Hats off to people like him who are helping to make computers understand humans. Facial recognition and speech recognition are two gigantic hurdles, followed by understanding language. I am amazed that we've come so far.
***** Yes, that is true. Alone, the counting rule applies to the data, with no compressions possible accept for one to one mapping with a few small values.
+D347Hza for 8 bits there exists 255 possible LBP patterns, by counting how many of each LBP pattern we see in an image we can predict what it might be.
I'm currently studying the suject for a school project, in fact there's 58 uniform patterns (with only 2 or less transitions in the bit sequence) and 256-59 = 198 non uniform patterns ("00010000" is uniform "011100001" isn't) but in the experiment you observe that 90% of obtained patterns are uniforms rather that 22.6% so to encode the image, you create a 59 dimension histogram and in the first 58 dimensions you count the number of occurence of each individual uniform patterns whereas in the 59th you count the number of every non uniform patterns. Then you do this histograms for regions of the image (containing multiple 3x3 cells) and you concatenate (put together but not merge) every histograms and you get the full picture ^^ To predict you make the weighted average of the previous positives histograms and you compare with the new one and there u go.
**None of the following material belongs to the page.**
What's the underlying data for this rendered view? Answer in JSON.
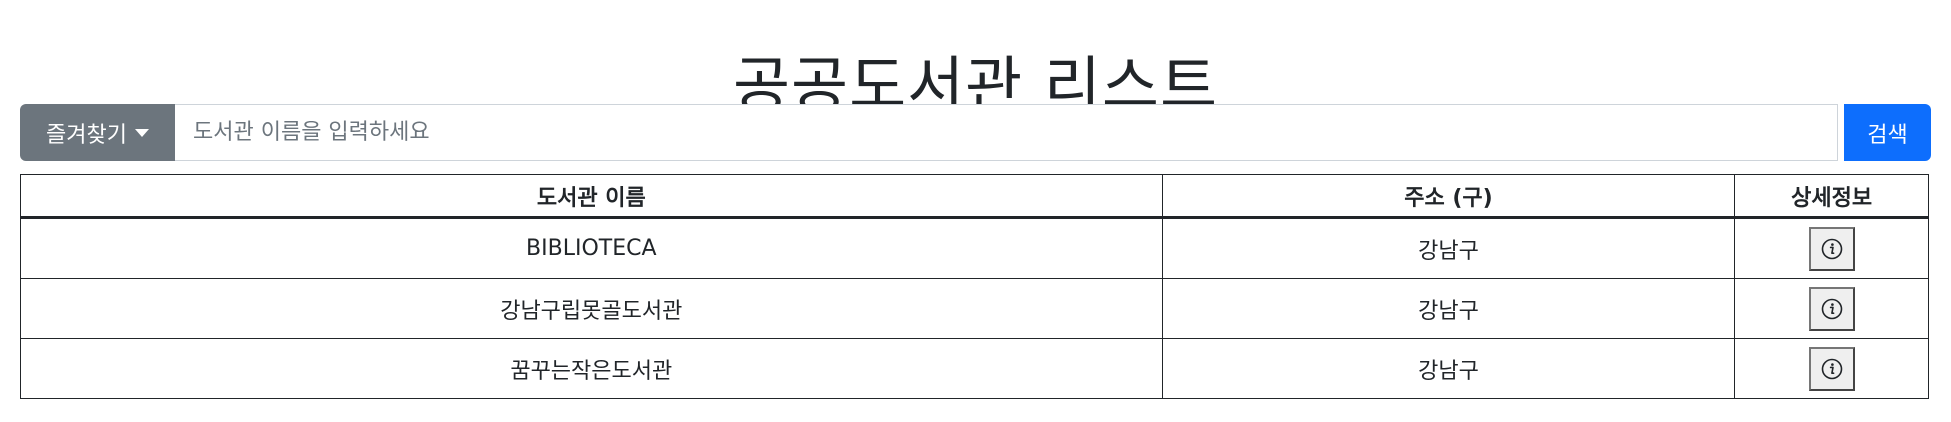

This guy looks exactly like my friend. It's not an "oh yeah, he does look a bit similar" type thing, it's genuinely as if they could be twins separated at birth. It's pretty spooky to be honest.
The example of 3D computation of LBP is interesting, using adjacent frames. But I ask myself if we can use this method in coloured image RGB? Especially to recognize coloured texture for get the variation between colour. Or maybe this kind of approach is different.
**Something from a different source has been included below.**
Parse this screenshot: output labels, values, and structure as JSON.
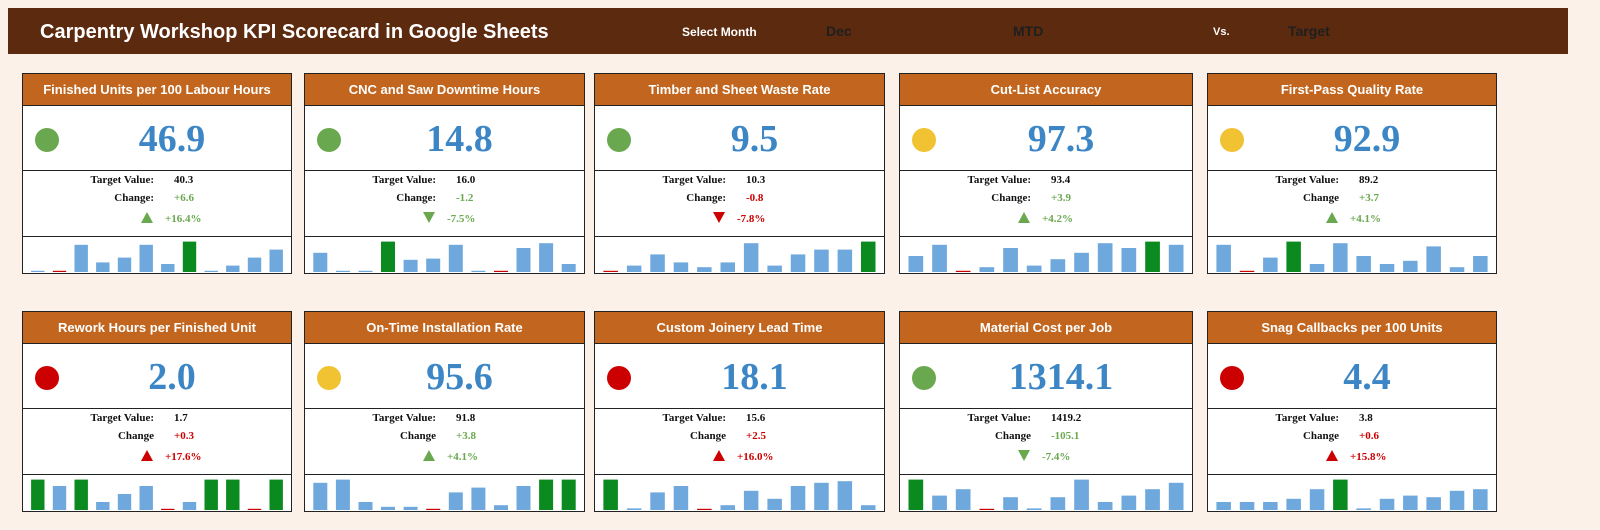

Why not say....remove the 8 edges of the cube which are less time/space relevant in terms of information in relation to the central pixel? Much more simple...
thank you for your explanation, is that possible that we create lbp algorithm (code) for face recognition from zero (without any libraries or modules)? because it will be easier if I can learn from the source code
Please make a video about self driving cars. There are a lot of conflicting opinions about whether or not we should allow computers to operate a motorized vehicle on public roads, and there has been some news of cars being hacked. As a student of Computer Science, it seems to me that if done correctly it should be safe, all the same I'd like to know the opinions of others as well.
So what your getting at here is that doing it in the last way mentioned increases the speed that it calculates the data but there has to be at least one advantage in calculating it at 2^26 is there not? Also does each pixel undergo this calculation or is it just every 9 pixels? I may just not grasp the full concept, Still not as tech savvy as I could be.
Ok for getting into the thinking of image processing but that technique is nowhere robust enough to handle the real world. The short answer is neural nets.
+Ethan uhm.. it reduces the search space from 2^26 to 3*2^8, the number of blocks encoded was not the point there. (just for for those curious, 3*2^8 is 768, 2^26 is 67.1 billion, quite the reduction)
+Ethan it does go down to 8, because it only considers dimensions 2 at a time. Each pair has 2^8 possible transitions, and 3 dimensions can be paired in 3 ways (XY, Xt, Yt), so this orthogonal method has 3*2^8 possible values. Don't be tricked by the image, the method is not just taking away the edges
Even though we've achieved amazing progress on object recognition in computing, we're not even coming close to a viable solution about it. I'm truly convinced that mathematics is NOT the answer here, as is not a good answer for every other NP problem. But, the video is great to show the very reason why - at any point, the algorithm is "aware" of only one single dot of reality. And a pixel is meaningless in the real world.
+Peter Walker I don't know :) If I knew, I'd probably have several Nobel prizes on my chest. Maybe some magic branch of mathematics' paradigms and models we haven't yet dreamed of. What I'm saying that the current mathematical and computing models of "real world awareness" is totally useless. Well, not totally, but far, far away from anything close to real-time.